RECURSO ESPECIAL Nº 1.665.146 - DF (2017/0074785-8) RELATORA : MINISTRA MARIA ISABEL GALLOTTI RECORRENTE : MARIA MADALENA DA CONCEICAO ADVOGADO : DEFENSORIA PÚBLICA DO DISTRITO FEDERAL RECORRIDO : BV FINANCEIRA SA CRÉDITO FINANCIAMENTO E INVESTIMENTO ADVOGADO : GUILHERME CORREA GRISI E OUTRO (S) - DF028912 RECORRIDO : BRN DISTRIBUIDORA DE VEICULOS LTDA ADVOGADO : MARCELO BORGES FERNANDES E OUTRO (S) - DF016912 DECISÃO (...)
Nas razões do especial, a recorrente alega violação do art. 49 do Código de Defesa do Consumidor, afirmando que "sequer retirou o veículo da Concessionária, (...), exercendo, assim seu direito de arrependimento" (fl. 294), no terceiro dia após a compra. Acrescenta que, "embora o contrato tenha sido assinado na concessionária, não havia qualquer posto de trabalho da financeira dentro do estabelecimento, vez que os dados foram encaminhados e que posteriormente é que foi redigido o contrato" (fl. 295). Passo a decidir. Inicialmente verifica-se que a arguição de que não havia posto da financeira dentro da concessionária, não foi dirimida pela Corte de origem, que entendeu devidamente fundamentado seu acórdão, sem necessidade de se pronunciar sobre ponto que não julgou necessário ao deslinde da questão. Ressalte-se, ademais, que a recorrente não aponta qual o dispositivo legal que ampara a citada alegação, sendo inviável o provimento do especial pela aplicação das Súmulas 282 e 284 do STF. No mais, o Tribunal de origem, com base nos fatos e provas dos autos, concluiu que a compra foi realizada dentro da concessionária, assim se pronunciando (fl. 285): (...) o contrato de financiamento foi assinado no estabelecimento da concessionária de veículos, e não por telefone ou a domicílio. Assim, ainda que não o tenha sido no estabelecimento bancário da segunda ré, tal fato, por si só, não atrai a incidência do art. 49 do CDC, especialmente por ser comum a existência de postos de atendimento bancário no interior de grandes concessionárias de veículos. (...)
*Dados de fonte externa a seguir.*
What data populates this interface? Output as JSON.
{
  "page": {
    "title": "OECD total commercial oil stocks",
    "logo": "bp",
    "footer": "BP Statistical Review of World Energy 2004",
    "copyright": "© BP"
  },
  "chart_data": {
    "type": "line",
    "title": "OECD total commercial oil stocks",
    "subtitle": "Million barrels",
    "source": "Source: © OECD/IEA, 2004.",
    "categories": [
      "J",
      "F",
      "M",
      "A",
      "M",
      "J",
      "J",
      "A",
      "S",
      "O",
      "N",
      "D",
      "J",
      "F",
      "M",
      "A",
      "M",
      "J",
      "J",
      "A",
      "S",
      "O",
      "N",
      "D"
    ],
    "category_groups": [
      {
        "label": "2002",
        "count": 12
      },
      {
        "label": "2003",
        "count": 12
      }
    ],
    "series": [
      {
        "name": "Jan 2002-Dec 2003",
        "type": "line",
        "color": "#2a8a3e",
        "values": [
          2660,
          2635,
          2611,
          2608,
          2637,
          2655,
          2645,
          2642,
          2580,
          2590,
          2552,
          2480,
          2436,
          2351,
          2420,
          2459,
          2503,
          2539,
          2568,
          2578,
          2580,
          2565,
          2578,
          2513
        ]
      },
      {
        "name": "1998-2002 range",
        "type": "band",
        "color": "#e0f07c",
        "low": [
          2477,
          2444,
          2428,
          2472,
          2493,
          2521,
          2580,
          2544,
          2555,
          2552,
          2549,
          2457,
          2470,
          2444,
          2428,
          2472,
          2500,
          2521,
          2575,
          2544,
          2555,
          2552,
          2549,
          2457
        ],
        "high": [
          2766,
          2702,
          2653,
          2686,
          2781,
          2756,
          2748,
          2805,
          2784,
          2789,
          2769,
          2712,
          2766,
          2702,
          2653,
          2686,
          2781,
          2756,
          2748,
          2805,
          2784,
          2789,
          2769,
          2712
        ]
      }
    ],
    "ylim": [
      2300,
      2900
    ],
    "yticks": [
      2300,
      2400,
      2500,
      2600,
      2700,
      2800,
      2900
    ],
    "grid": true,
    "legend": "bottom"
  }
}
(STJ - REsp: 1665146 DF 2017/0074785-8, Relator: Ministra MARIA ISABEL GALLOTTI, Data de Publicação: DJ 07/06/2017)

CONCLUSÃO

Portanto, conforme todo o exposto neste breve texto pode-se concluir pela possibilidade de cancelamento do contrato de financiamento de veículo automotor, seja pela forma amigável, mediante negociação com o banco (leilão ou transferência de dívida), seja pela forma indicada no artigo 49 do CDC, que levará em consideração o elemento temporal (07 dias) e o geográfico (fora do estabelecimento). Em ambos os casos, as nuances e as particularidades de cada um deverão ser analisadas em sua plenitude, na íntegra, para que o direito do consumidor seja garantido e não haja prejuízos na sua esfera patrimonial e moral.